SaaS backup vendors continue to update and add features that assist restores and limit operation friction, and some vendors released product-level improvements in September to make restores safer and more predictable. At the same time, users and partners reminded the community that vendor operations, billing, and support experience also matter during incidents. When an incident forces rapid restores or account actions, the responsiveness of the backup vendor and clarity of ownership for retained copies can be the difference between an orderly recovery and chaos.

Practical checklist for resilience (real, low-friction steps)

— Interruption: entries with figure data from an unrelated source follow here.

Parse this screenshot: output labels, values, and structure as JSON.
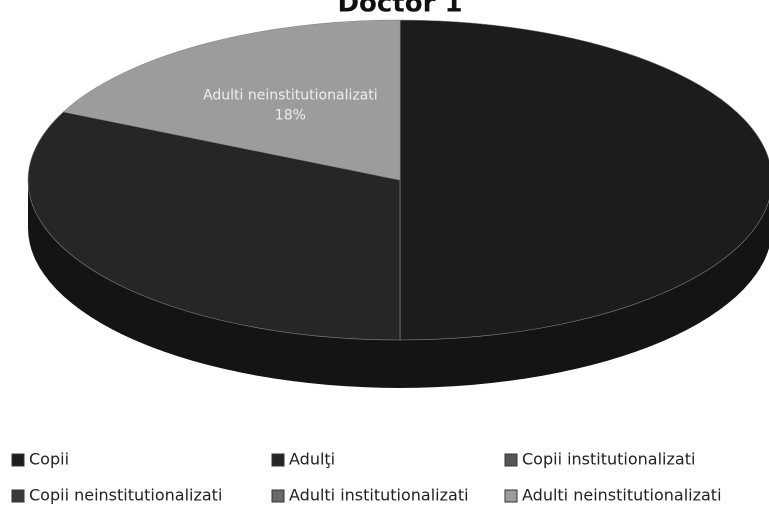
{
  "chart_data": {
    "type": "pie",
    "title": "Doctor 1",
    "categories": [
      "Copii",
      "Adulţi",
      "Copii institutionalizati",
      "Copii neinstitutionalizati",
      "Adulti institutionalizati",
      "Adulti neinstitutionalizati"
    ],
    "values": [
      50,
      32,
      0,
      0,
      0,
      18
    ],
    "value_labels": [
      null,
      null,
      null,
      null,
      null,
      "18%"
    ],
    "colors": [
      "#1c1c1c",
      "#262626",
      "#555555",
      "#3a3a3a",
      "#6a6a6a",
      "#9c9c9c"
    ]
  }
}
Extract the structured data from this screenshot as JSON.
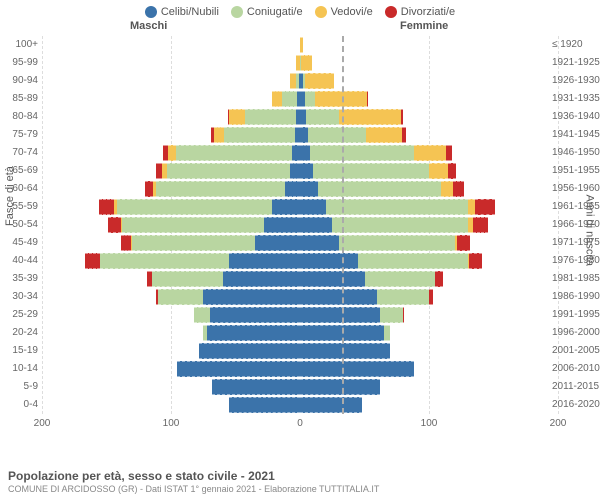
{
  "chart": {
    "type": "population-pyramid",
    "legend": [
      {
        "label": "Celibi/Nubili",
        "color": "#3b73aa"
      },
      {
        "label": "Coniugati/e",
        "color": "#b9d6a1"
      },
      {
        "label": "Vedovi/e",
        "color": "#f5c453"
      },
      {
        "label": "Divorziati/e",
        "color": "#c92a2a"
      }
    ],
    "header_male": "Maschi",
    "header_female": "Femmine",
    "ylabel_left": "Fasce di età",
    "ylabel_right": "Anni di nascita",
    "xticks": [
      200,
      100,
      0,
      100,
      200
    ],
    "xmax": 200,
    "colors": {
      "celibi": "#3b73aa",
      "coniugati": "#b9d6a1",
      "vedovi": "#f5c453",
      "divorziati": "#c92a2a",
      "grid": "#dddddd",
      "divider": "#aaaaaa",
      "bg": "#ffffff"
    },
    "rows": [
      {
        "age": "100+",
        "year": "≤ 1920",
        "m": [
          0,
          0,
          0,
          0
        ],
        "f": [
          0,
          0,
          2,
          0
        ]
      },
      {
        "age": "95-99",
        "year": "1921-1925",
        "m": [
          0,
          0,
          3,
          0
        ],
        "f": [
          0,
          1,
          8,
          0
        ]
      },
      {
        "age": "90-94",
        "year": "1926-1930",
        "m": [
          1,
          2,
          5,
          0
        ],
        "f": [
          2,
          2,
          22,
          0
        ]
      },
      {
        "age": "85-89",
        "year": "1931-1935",
        "m": [
          2,
          12,
          8,
          0
        ],
        "f": [
          4,
          8,
          40,
          1
        ]
      },
      {
        "age": "80-84",
        "year": "1936-1940",
        "m": [
          3,
          40,
          12,
          1
        ],
        "f": [
          5,
          25,
          48,
          2
        ]
      },
      {
        "age": "75-79",
        "year": "1941-1945",
        "m": [
          4,
          55,
          8,
          2
        ],
        "f": [
          6,
          45,
          28,
          3
        ]
      },
      {
        "age": "70-74",
        "year": "1946-1950",
        "m": [
          6,
          90,
          6,
          4
        ],
        "f": [
          8,
          80,
          25,
          5
        ]
      },
      {
        "age": "65-69",
        "year": "1951-1955",
        "m": [
          8,
          95,
          4,
          5
        ],
        "f": [
          10,
          90,
          15,
          6
        ]
      },
      {
        "age": "60-64",
        "year": "1956-1960",
        "m": [
          12,
          100,
          2,
          6
        ],
        "f": [
          14,
          95,
          10,
          8
        ]
      },
      {
        "age": "55-59",
        "year": "1961-1965",
        "m": [
          22,
          120,
          2,
          12
        ],
        "f": [
          20,
          110,
          6,
          15
        ]
      },
      {
        "age": "50-54",
        "year": "1966-1970",
        "m": [
          28,
          110,
          1,
          10
        ],
        "f": [
          25,
          105,
          4,
          12
        ]
      },
      {
        "age": "45-49",
        "year": "1971-1975",
        "m": [
          35,
          95,
          1,
          8
        ],
        "f": [
          30,
          90,
          2,
          10
        ]
      },
      {
        "age": "40-44",
        "year": "1976-1980",
        "m": [
          55,
          100,
          0,
          12
        ],
        "f": [
          45,
          85,
          1,
          10
        ]
      },
      {
        "age": "35-39",
        "year": "1981-1985",
        "m": [
          60,
          55,
          0,
          4
        ],
        "f": [
          50,
          55,
          0,
          6
        ]
      },
      {
        "age": "30-34",
        "year": "1986-1990",
        "m": [
          75,
          35,
          0,
          2
        ],
        "f": [
          60,
          40,
          0,
          3
        ]
      },
      {
        "age": "25-29",
        "year": "1991-1995",
        "m": [
          70,
          12,
          0,
          0
        ],
        "f": [
          62,
          18,
          0,
          1
        ]
      },
      {
        "age": "20-24",
        "year": "1996-2000",
        "m": [
          72,
          3,
          0,
          0
        ],
        "f": [
          65,
          5,
          0,
          0
        ]
      },
      {
        "age": "15-19",
        "year": "2001-2005",
        "m": [
          78,
          0,
          0,
          0
        ],
        "f": [
          70,
          0,
          0,
          0
        ]
      },
      {
        "age": "10-14",
        "year": "2006-2010",
        "m": [
          95,
          0,
          0,
          0
        ],
        "f": [
          88,
          0,
          0,
          0
        ]
      },
      {
        "age": "5-9",
        "year": "2011-2015",
        "m": [
          68,
          0,
          0,
          0
        ],
        "f": [
          62,
          0,
          0,
          0
        ]
      },
      {
        "age": "0-4",
        "year": "2016-2020",
        "m": [
          55,
          0,
          0,
          0
        ],
        "f": [
          48,
          0,
          0,
          0
        ]
      }
    ]
  },
  "footer": {
    "title": "Popolazione per età, sesso e stato civile - 2021",
    "subtitle": "COMUNE DI ARCIDOSSO (GR) - Dati ISTAT 1° gennaio 2021 - Elaborazione TUTTITALIA.IT"
  }
}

  • Treat backup infrastructure as crown-jewel hosts. Restrict network exposure, avoid public-facing management ports, and do not domain-join backup servers unless you understand the implications.
  • Patch backup software quickly but test before mass rollout. When a critical patch is released, put it through a rapid staging validation on nonproduction systems and then schedule prioritized rollout.
  • Implement immutable and air-gapped copies. Use immutable object storage or offline snapshots for your critical retention windows. Immutable copies reduce the chance an attacker can delete or encrypt everything.
  • Zero-trust access for backup admin operations. Require MFA, conditional access, and jump hosts for any admin path into backup management planes.
  • Assume exfiltration. Encrypt data at rest in backups and rotate access keys. Logging of read access to backup repositories is as important as protecting writes.
  • Frequent, auditable restore drills. A backup that sits on tape or in a bucket is only useful if restores are verified against Recovery Time Objectives and Recovery Point Objectives. Test restores under simulated incident conditions, including restores to alternate infrastructure.
  • Vendor due diligence and runbooks. Know how your backup vendor executes restores, data deletion requests, and cross-region failover. Maintain an incident playbook with contacts and escalation paths for critical vendors.

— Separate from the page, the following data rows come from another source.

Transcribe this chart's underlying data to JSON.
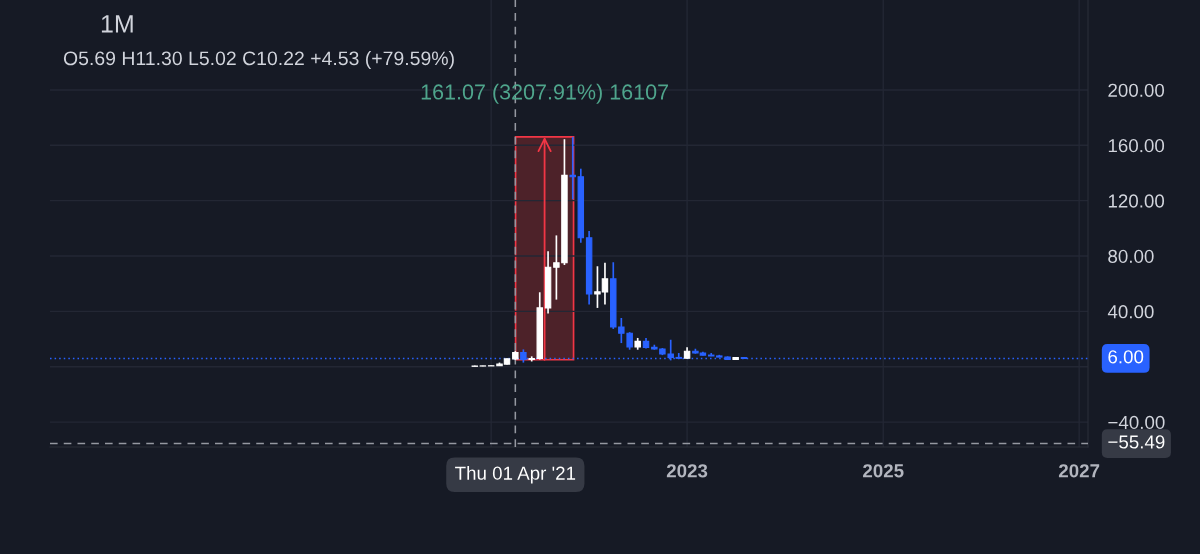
{
  "chart_data": {
    "type": "candlestick",
    "title": "1M",
    "subtitle": "O5.69 H11.30 L5.02 C10.22 +4.53 (+79.59%)",
    "x": [
      "2020-11",
      "2020-12",
      "2021-01",
      "2021-02",
      "2021-03",
      "2021-04",
      "2021-05",
      "2021-06",
      "2021-07",
      "2021-08",
      "2021-09",
      "2021-10",
      "2021-11",
      "2021-12",
      "2022-01",
      "2022-02",
      "2022-03",
      "2022-04",
      "2022-05",
      "2022-06",
      "2022-07",
      "2022-08",
      "2022-09",
      "2022-10",
      "2022-11",
      "2022-12",
      "2023-01",
      "2023-02",
      "2023-03",
      "2023-04",
      "2023-05",
      "2023-06",
      "2023-07",
      "2023-08"
    ],
    "ohlc": [
      [
        0.3,
        0.8,
        0.2,
        0.5
      ],
      [
        0.5,
        0.7,
        0.4,
        0.6
      ],
      [
        0.6,
        0.9,
        0.5,
        0.7
      ],
      [
        0.7,
        3.0,
        0.6,
        1.9
      ],
      [
        1.9,
        6.0,
        1.6,
        5.69
      ],
      [
        5.69,
        11.3,
        5.02,
        10.22
      ],
      [
        10.22,
        12.5,
        3.0,
        5.3
      ],
      [
        5.3,
        7.5,
        3.8,
        5.9
      ],
      [
        5.9,
        53.8,
        5.2,
        42.5
      ],
      [
        42.5,
        83.5,
        38.4,
        71.9
      ],
      [
        71.9,
        94.9,
        48.5,
        75.1
      ],
      [
        75.1,
        164.4,
        73.5,
        138.3
      ],
      [
        138.3,
        166.09,
        120.9,
        137.3
      ],
      [
        137.3,
        143.1,
        89.6,
        93.2
      ],
      [
        93.2,
        98.0,
        44.9,
        52.6
      ],
      [
        52.6,
        72.6,
        42.5,
        54.1
      ],
      [
        54.1,
        75.1,
        44.9,
        63.5
      ],
      [
        63.5,
        75.5,
        27.3,
        28.7
      ],
      [
        28.7,
        35.2,
        17.1,
        24.2
      ],
      [
        24.2,
        25.0,
        12.3,
        14.3
      ],
      [
        14.3,
        20.8,
        12.3,
        18.3
      ],
      [
        18.3,
        20.8,
        13.1,
        14.0
      ],
      [
        14.0,
        15.9,
        12.3,
        12.8
      ],
      [
        12.8,
        13.5,
        8.4,
        9.2
      ],
      [
        9.2,
        19.5,
        4.6,
        6.7
      ],
      [
        6.7,
        9.9,
        5.8,
        6.1
      ],
      [
        6.1,
        14.0,
        5.8,
        11.2
      ],
      [
        11.2,
        13.0,
        9.4,
        9.9
      ],
      [
        9.9,
        10.8,
        8.1,
        8.4
      ],
      [
        8.4,
        9.9,
        7.6,
        7.8
      ],
      [
        7.8,
        8.6,
        6.8,
        7.0
      ],
      [
        7.0,
        7.5,
        5.0,
        5.3
      ],
      [
        5.3,
        7.0,
        5.0,
        6.6
      ],
      [
        6.6,
        7.0,
        5.7,
        6.0
      ]
    ],
    "colors": [
      "#ffffff",
      "#ffffff",
      "#ffffff",
      "#ffffff",
      "#ffffff",
      "#ffffff",
      "#2962ff",
      "#ffffff",
      "#ffffff",
      "#ffffff",
      "#ffffff",
      "#ffffff",
      "#2962ff",
      "#2962ff",
      "#2962ff",
      "#ffffff",
      "#ffffff",
      "#2962ff",
      "#2962ff",
      "#2962ff",
      "#ffffff",
      "#2962ff",
      "#2962ff",
      "#2962ff",
      "#2962ff",
      "#2962ff",
      "#ffffff",
      "#2962ff",
      "#2962ff",
      "#2962ff",
      "#2962ff",
      "#2962ff",
      "#ffffff",
      "#2962ff"
    ],
    "series": [
      {
        "type": "bar",
        "x": [
          "2021-07-19"
        ],
        "base": [
          5.02
        ],
        "values": [
          161.07
        ],
        "color": "#4d2229"
      }
    ],
    "annotations": [
      {
        "text": "161.07 (3207.91%) 16107",
        "x": "2021-07-19",
        "y": 166.09
      }
    ],
    "ref_lines": [
      {
        "axis": "x",
        "value": "2021-04-01",
        "label": "Thu 01 Apr '21",
        "line_style": "dashed",
        "color": "#9598a1"
      },
      {
        "axis": "y",
        "value": -55.49,
        "label": "−55.49",
        "line_style": "dashed",
        "color": "#9598a1"
      },
      {
        "axis": "y",
        "value": 6.0,
        "label": "6.00",
        "line_style": "dotted",
        "color": "#2962ff"
      }
    ],
    "xlim": [
      "2016-07-02",
      "2027-02-03"
    ],
    "ylim": [
      -58,
      265
    ],
    "xticks": [
      {
        "value": "2021-01-01",
        "label": null
      },
      {
        "value": "2023-01-01",
        "label": "2023"
      },
      {
        "value": "2025-01-01",
        "label": "2025"
      },
      {
        "value": "2027-01-01",
        "label": "2027"
      }
    ],
    "yticks": [
      {
        "value": -40,
        "label": "−40.00"
      },
      {
        "value": 0,
        "label": null
      },
      {
        "value": 40,
        "label": "40.00"
      },
      {
        "value": 80,
        "label": "80.00"
      },
      {
        "value": 120,
        "label": "120.00"
      },
      {
        "value": 160,
        "label": "160.00"
      },
      {
        "value": 200,
        "label": "200.00"
      }
    ],
    "grid": true
  }
}
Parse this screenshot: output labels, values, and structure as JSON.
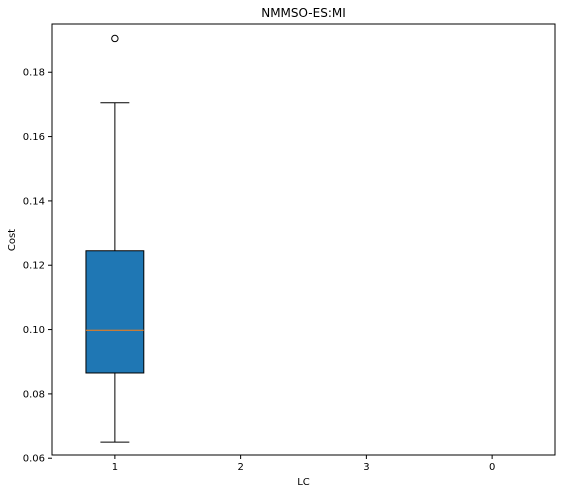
{
  "chart_data": {
    "type": "box",
    "title": "NMMSO-ES:MI",
    "xlabel": "LC",
    "ylabel": "Cost",
    "categories": [
      "1",
      "2",
      "3",
      "0"
    ],
    "ylim": [
      0.061,
      0.195
    ],
    "yticks": [
      0.06,
      0.08,
      0.1,
      0.12,
      0.14,
      0.16,
      0.18
    ],
    "ytick_labels": [
      "0.06",
      "0.08",
      "0.10",
      "0.12",
      "0.14",
      "0.16",
      "0.18"
    ],
    "boxes": [
      {
        "category": "1",
        "whisker_low": 0.065,
        "q1": 0.0865,
        "median": 0.0998,
        "q3": 0.1245,
        "whisker_high": 0.1705,
        "outliers": [
          0.1905
        ]
      }
    ],
    "colors": {
      "box_fill": "#1f77b4",
      "median_line": "#ff7f0e",
      "edge": "#000000"
    },
    "grid": false,
    "legend": "none"
  }
}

Short technical notes for teams that run restores

  • Validate file-level and object-level integrity after a restore, not just booting a VM. Small metadata mismatches can break production services.
  • Keep at least one recovery copy that cannot be modified over its retention window. If your provider supports immutability windows, enforce them for critical datasets.
  • Monitor for anomalous read or list operations on backup repositories. A spike in bulk reads followed by configuration changes is a red flag.
  • Treat backup credentials like production credentials. Rotate keys, use short-lived tokens, and log all operations centrally.

Final thought

Q3 2024 bought several reminders: backups are not a checkbox. They are a capability that needs its own security posture, testing cadence, and supplier strategy. The spooky part is human: organizations often discover backup weaknesses during an emergency. That is avoidable. Patch, isolate, test, and rehearse restores like you would any other critical operation. If you build recovery muscles now, the next incident will be an inconvenience rather than an existential one.